Acredite mais nas pessoas. Dê-lhes mais hipóteses. Medite. Reze. Agradeça mais. Peça menos. Conheça-se melhor. Faça algo diferente. Estude. Aceite-se. Cuide-se bem. Conheça suas emoções. Emocione-se, sem medo do que os outros vão pensar de si. Chore mais de alegria e de saudades e menos de frustração, tristeza ou de raiva. Passeie mais. Viaje mais. Caminhe descalço. Molhe os pés nas águas do mar e do rio. Ria. Sorria. Não magoe as pessoas. Não destrua a natureza. Não deprede o que não construiu. Não seja cruel nem injusto com os outros, nem com os animais. Não aceite que sejam cruéis ou injustos consigo.
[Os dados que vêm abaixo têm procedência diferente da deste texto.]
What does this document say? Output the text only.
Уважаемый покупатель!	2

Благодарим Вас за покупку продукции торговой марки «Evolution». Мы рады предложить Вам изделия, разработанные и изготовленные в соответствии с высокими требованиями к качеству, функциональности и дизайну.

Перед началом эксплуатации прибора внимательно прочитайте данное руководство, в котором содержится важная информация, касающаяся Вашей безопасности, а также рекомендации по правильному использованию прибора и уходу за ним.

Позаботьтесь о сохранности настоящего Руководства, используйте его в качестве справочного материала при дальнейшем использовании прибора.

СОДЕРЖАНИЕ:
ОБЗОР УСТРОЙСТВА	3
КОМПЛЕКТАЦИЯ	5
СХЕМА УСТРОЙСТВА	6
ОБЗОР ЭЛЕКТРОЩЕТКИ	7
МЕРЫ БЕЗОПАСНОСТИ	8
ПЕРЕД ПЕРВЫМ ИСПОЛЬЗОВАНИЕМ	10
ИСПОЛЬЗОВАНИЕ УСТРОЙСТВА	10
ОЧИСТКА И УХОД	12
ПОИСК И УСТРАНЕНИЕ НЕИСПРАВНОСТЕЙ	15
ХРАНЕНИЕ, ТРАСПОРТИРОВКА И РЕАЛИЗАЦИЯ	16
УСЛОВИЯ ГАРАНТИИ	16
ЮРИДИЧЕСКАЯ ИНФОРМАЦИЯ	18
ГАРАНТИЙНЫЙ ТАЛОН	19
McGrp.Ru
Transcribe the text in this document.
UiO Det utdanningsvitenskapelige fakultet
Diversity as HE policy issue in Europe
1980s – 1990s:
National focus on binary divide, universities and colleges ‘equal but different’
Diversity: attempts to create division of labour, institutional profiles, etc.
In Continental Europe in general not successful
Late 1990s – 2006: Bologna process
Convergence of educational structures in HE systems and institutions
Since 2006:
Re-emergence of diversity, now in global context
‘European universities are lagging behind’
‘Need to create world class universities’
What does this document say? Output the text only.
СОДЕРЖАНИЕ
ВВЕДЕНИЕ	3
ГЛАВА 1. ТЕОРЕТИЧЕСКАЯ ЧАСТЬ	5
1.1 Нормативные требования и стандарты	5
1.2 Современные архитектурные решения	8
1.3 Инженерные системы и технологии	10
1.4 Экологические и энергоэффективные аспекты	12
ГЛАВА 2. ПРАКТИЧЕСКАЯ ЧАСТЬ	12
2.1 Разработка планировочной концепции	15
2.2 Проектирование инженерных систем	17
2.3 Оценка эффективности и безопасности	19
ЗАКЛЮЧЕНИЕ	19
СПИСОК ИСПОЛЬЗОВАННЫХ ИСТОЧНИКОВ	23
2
Não inveje o que os outros têm. Não sinta ciúmes. Mire-se no exemplo dos melhores. Siga os passos de quem admira. Não idolatre ninguém, nem nada. O que importa é a sua espiritualidade, consciência e integridade, não a religião que você segue. Ame, incondicionalmente. Abrace mais, beije mais. Namore mais. Caminhe de mãos dadas. Mostre que isso é importante para si. Diga mais vezes: eu gosto de ti ou amo-te. Mas diga, somente, se for de verdade. Seja autêntico e transparente. Não tenha medo de dizer a verdade. Seja bom, mas não deixe que tirem vantagem de sua bondade. Seja puro, mas não seja ingénuo.

Preocupe-se com o que faz. Assuma suas responsabilidades. Faça sempre o seu melhor. Dê o melhor de si… em tudo o que puder. Não aceite menos do que merece. Não passe por cima de ninguém. Não use o fracasso dos outros para sua promoção. Aceite suas derrotas como lições de vida. Amanhã é outro dia. Aprenda com o passado, faça planos para o futuro, mas viva o presente. Não faça promessas que sabe que não vai cumprir. Elogie o bom trabalho. Seja paciente com os erros dos outros. Se não tiver nada de bom para dizer, pense bem antes de emitir um comentário. Coloque-se no lugar de quem vai ouvi-lo. Se sentir que não irá gostar do que vai ouvir, não fale. Viva cada dia como se fosse o único: com intensidade e alegria. Pinte a sua vida com as cores que mais gosta. Seja luz na escuridão. Aprenda a voar. Plante uma semente.

Aprenda a fazer silêncio. Escute sua voz interior. Seja paciente e tolerante consigo mesmo. Perdoe-se e aos outros. Aceite que ninguém é igual à ninguém. Ame-se e às suas qualidades. Aceite seus defeitos ou faça algo para mudá-los em seu benefício. Não viva para as expectativas dos outros. Não viva à sombra de ninguém. Não espere demais das pessoas. Não espere pelos outros, nem dependa de ninguém para ser feliz. Todos nós somos especiais e únicos. Somos os verdadeiros milagres da vida.

O verdadeiro Espírito de Natal é caridoso e paciente. Que ele nunca deixe de existir em nossos corações.